ECE: Philly is a city that is not often seen in literary fiction, even though it is a major American city and fascinating to behold. This is changing, with the publication of gorgeous novels like Marie-Helene Bertino’s Beautyland, Asali Solomon’s The Days of Afrekete and Disgruntled, Liz Moore’s Long Bright River, Michael Deagler’s Early Sobrieties, Sara Novic’s True Biz, and many more, though there is no novel before mine as far as I am aware that is about a queer West Philly group house (though I have heard that parts of Nell Zink’s Nicotine are based on West Philly).

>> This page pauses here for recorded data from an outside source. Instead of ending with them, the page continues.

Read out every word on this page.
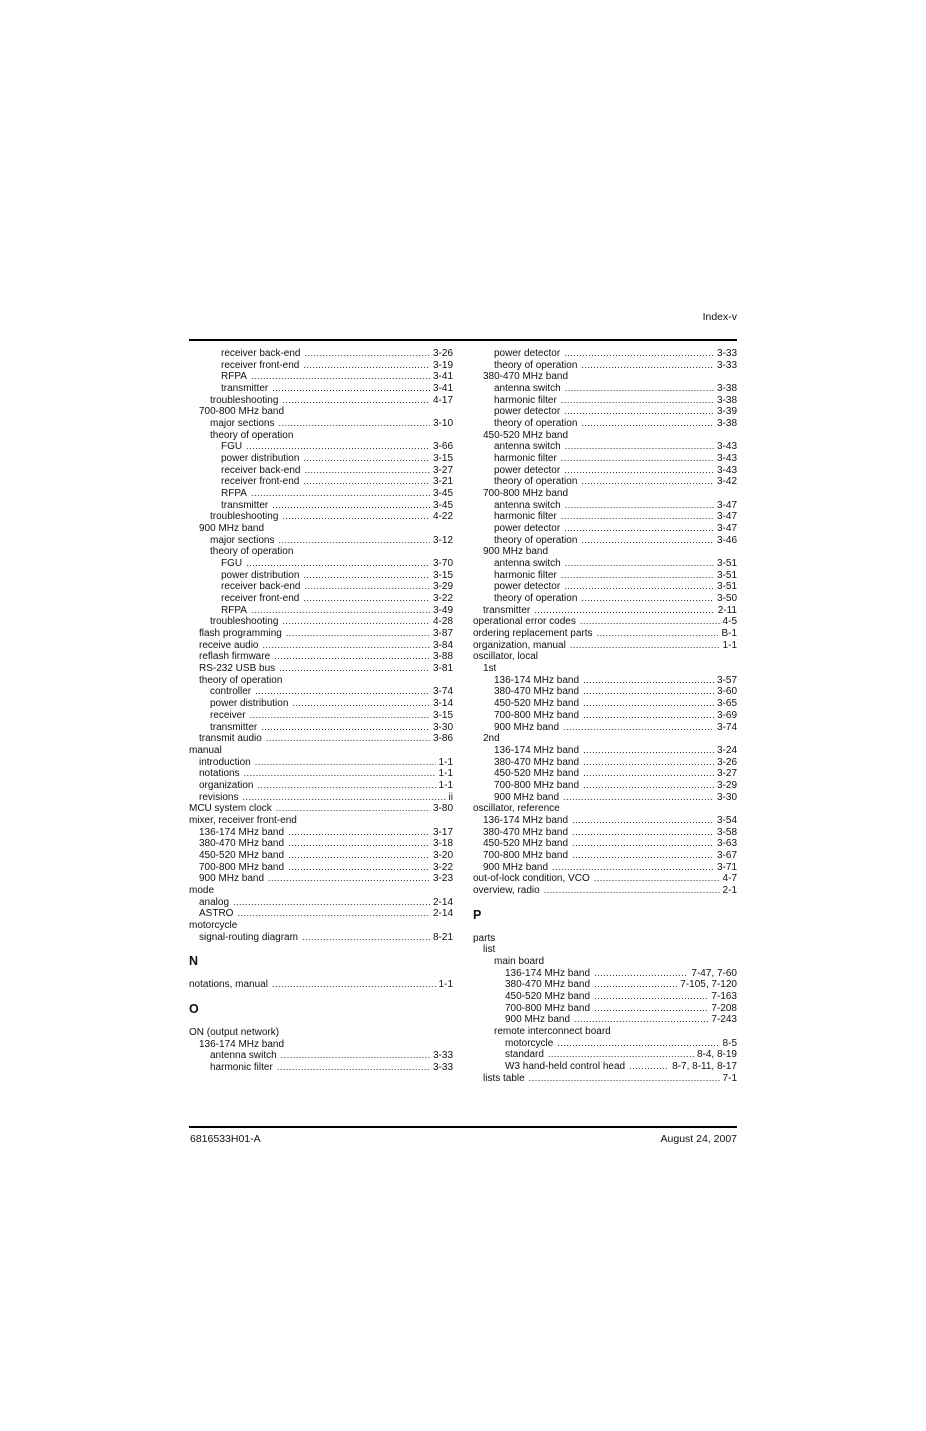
Index-v
receiver back-end .....	3-26
receiver front-end .....	3-19
RFPA .....	3-41
transmitter .....	3-41
troubleshooting .....	4-17
700-800 MHz band
major sections .....	3-10
theory of operation
FGU .....	3-66
power distribution .....	3-15
receiver back-end .....	3-27
receiver front-end .....	3-21
RFPA .....	3-45
transmitter .....	3-45
troubleshooting .....	4-22
900 MHz band
major sections .....	3-12
theory of operation
FGU .....	3-70
power distribution .....	3-15
receiver back-end .....	3-29
receiver front-end .....	3-22
RFPA .....	3-49
troubleshooting .....	4-28
flash programming .....	3-87
receive audio .....	3-84
reflash firmware .....	3-88
RS-232 USB bus .....	3-81
theory of operation
controller .....	3-74
power distribution .....	3-14
receiver .....	3-15
transmitter .....	3-30
transmit audio .....	3-86
manual
introduction .....	1-1
notations .....	1-1
organization .....	1-1
revisions .....	ii
MCU system clock .....	3-80
mixer, receiver front-end
136-174 MHz band .....	3-17
380-470 MHz band .....	3-18
450-520 MHz band .....	3-20
700-800 MHz band .....	3-22
900 MHz band .....	3-23
mode
analog .....	2-14
ASTRO .....	2-14
motorcycle
signal-routing diagram .....	8-21
N
notations, manual .....	1-1
O
ON (output network)
136-174 MHz band
antenna switch .....	3-33
harmonic filter .....	3-33
power detector .....	3-33
theory of operation .....	3-33
380-470 MHz band
antenna switch .....	3-38
harmonic filter .....	3-38
power detector .....	3-39
theory of operation .....	3-38
450-520 MHz band
antenna switch .....	3-43
harmonic filter .....	3-43
power detector .....	3-43
theory of operation .....	3-42
700-800 MHz band
antenna switch .....	3-47
harmonic filter .....	3-47
power detector .....	3-47
theory of operation .....	3-46
900 MHz band
antenna switch .....	3-51
harmonic filter .....	3-51
power detector .....	3-51
theory of operation .....	3-50
transmitter .....	2-11
operational error codes .....	4-5
ordering replacement parts .....	B-1
organization, manual .....	1-1
oscillator, local
1st
136-174 MHz band .....	3-57
380-470 MHz band .....	3-60
450-520 MHz band .....	3-65
700-800 MHz band .....	3-69
900 MHz band .....	3-74
2nd
136-174 MHz band .....	3-24
380-470 MHz band .....	3-26
450-520 MHz band .....	3-27
700-800 MHz band .....	3-29
900 MHz band .....	3-30
oscillator, reference
136-174 MHz band .....	3-54
380-470 MHz band .....	3-58
450-520 MHz band .....	3-63
700-800 MHz band .....	3-67
900 MHz band .....	3-71
out-of-lock condition, VCO .....	4-7
overview, radio .....	2-1
P
parts
list
main board
136-174 MHz band .....	7-47, 7-60
380-470 MHz band .....	7-105, 7-120
450-520 MHz band .....	7-163
700-800 MHz band .....	7-208
900 MHz band .....	7-243
remote interconnect board
motorcycle .....	8-5
standard .....	8-4, 8-19
W3 hand-held control head .....	8-7, 8-11, 8-17
lists table .....	7-1
6816533H01-A	August 24, 2007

I think as we get older, we become more aware of the reasons why we write. In that old George Orwell essay, he says that one of the reasons some people write is “Historical impulse. Desire to see things as they are, to find out true facts and store them up for the use of posterity.” I think this is true of me, that in addition to things like having fun and aesthetic impulse for beauty and political purpose, I am drawn to render what is around me simply to say, this happened, this was here, and it mattered. Group houses exist everywhere that people paying rent exist, but there is a particular kind of queer group house—which can be a mix of white people and people of color but are usually white dominated, a salient thing in a neighborhood that is historically Black—that happens in West Philly that I lived through in my twenties that can become this really interesting pressure cooker of intimacy and queer intragroup political jockeying born of the shame of participating in gentrification in a way I just found fascinating and funny and tender and I didn’t see it depicted anywhere. But the more I wrote about the neighborhood, the more I realized it was also essential on a plot level. Both Leah and Bernie are feeling grumpy, disillusioned and burned out by the groupthink of their group house and queer West Philly, a significant part of the plot that helps propel them out the door and onto their road trip.
AL: What’s the best road trip you’ve ever taken? What were your must-haves and must-dos?

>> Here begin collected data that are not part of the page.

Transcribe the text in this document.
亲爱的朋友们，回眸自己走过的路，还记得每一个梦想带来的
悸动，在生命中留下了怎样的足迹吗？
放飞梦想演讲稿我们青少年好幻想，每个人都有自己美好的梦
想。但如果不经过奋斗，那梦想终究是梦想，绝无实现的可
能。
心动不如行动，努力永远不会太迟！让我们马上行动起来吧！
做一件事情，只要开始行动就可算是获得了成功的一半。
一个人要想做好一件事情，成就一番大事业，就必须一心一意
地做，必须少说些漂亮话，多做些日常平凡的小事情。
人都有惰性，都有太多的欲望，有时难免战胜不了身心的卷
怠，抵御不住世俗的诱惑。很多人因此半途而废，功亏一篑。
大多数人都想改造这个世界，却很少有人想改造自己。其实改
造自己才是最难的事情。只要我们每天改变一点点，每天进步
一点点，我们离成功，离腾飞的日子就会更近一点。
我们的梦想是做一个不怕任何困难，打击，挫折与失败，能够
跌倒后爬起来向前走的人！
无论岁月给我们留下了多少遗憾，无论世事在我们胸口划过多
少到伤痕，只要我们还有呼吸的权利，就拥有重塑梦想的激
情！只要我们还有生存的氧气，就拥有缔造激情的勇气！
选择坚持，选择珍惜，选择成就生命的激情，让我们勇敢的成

ECE: A little known fact about me is that after I left my job in southeastern West Virginia that I wrote about in The Third Rainbow Girl, I legit didn’t know where I wanted to live or what I wanted to do. So I took the money I had and drove about 10,000 miles over the course of about three months by myself. I slept a lot of those nights in the back of a little pickup truck. I basically did a huge oval across the country —west through the midwest and northwest then down the west coast and then back through the south and southeast. Some highlights: a fried chicken place in Kansas where they slather the chicken in honey, lightly stalking Annie Proulx at a cowboy bar in Wyoming, the Redwood Forest, The Grand Canyon in a whiteout snowstorm, a house show after a bookstore reading in Oxford, Mississippi. Must haves these days include: Dairy Queen blizzard with heath bar and cookie dough, a lot of audiobooks, and a car neck pillow because I’m old now.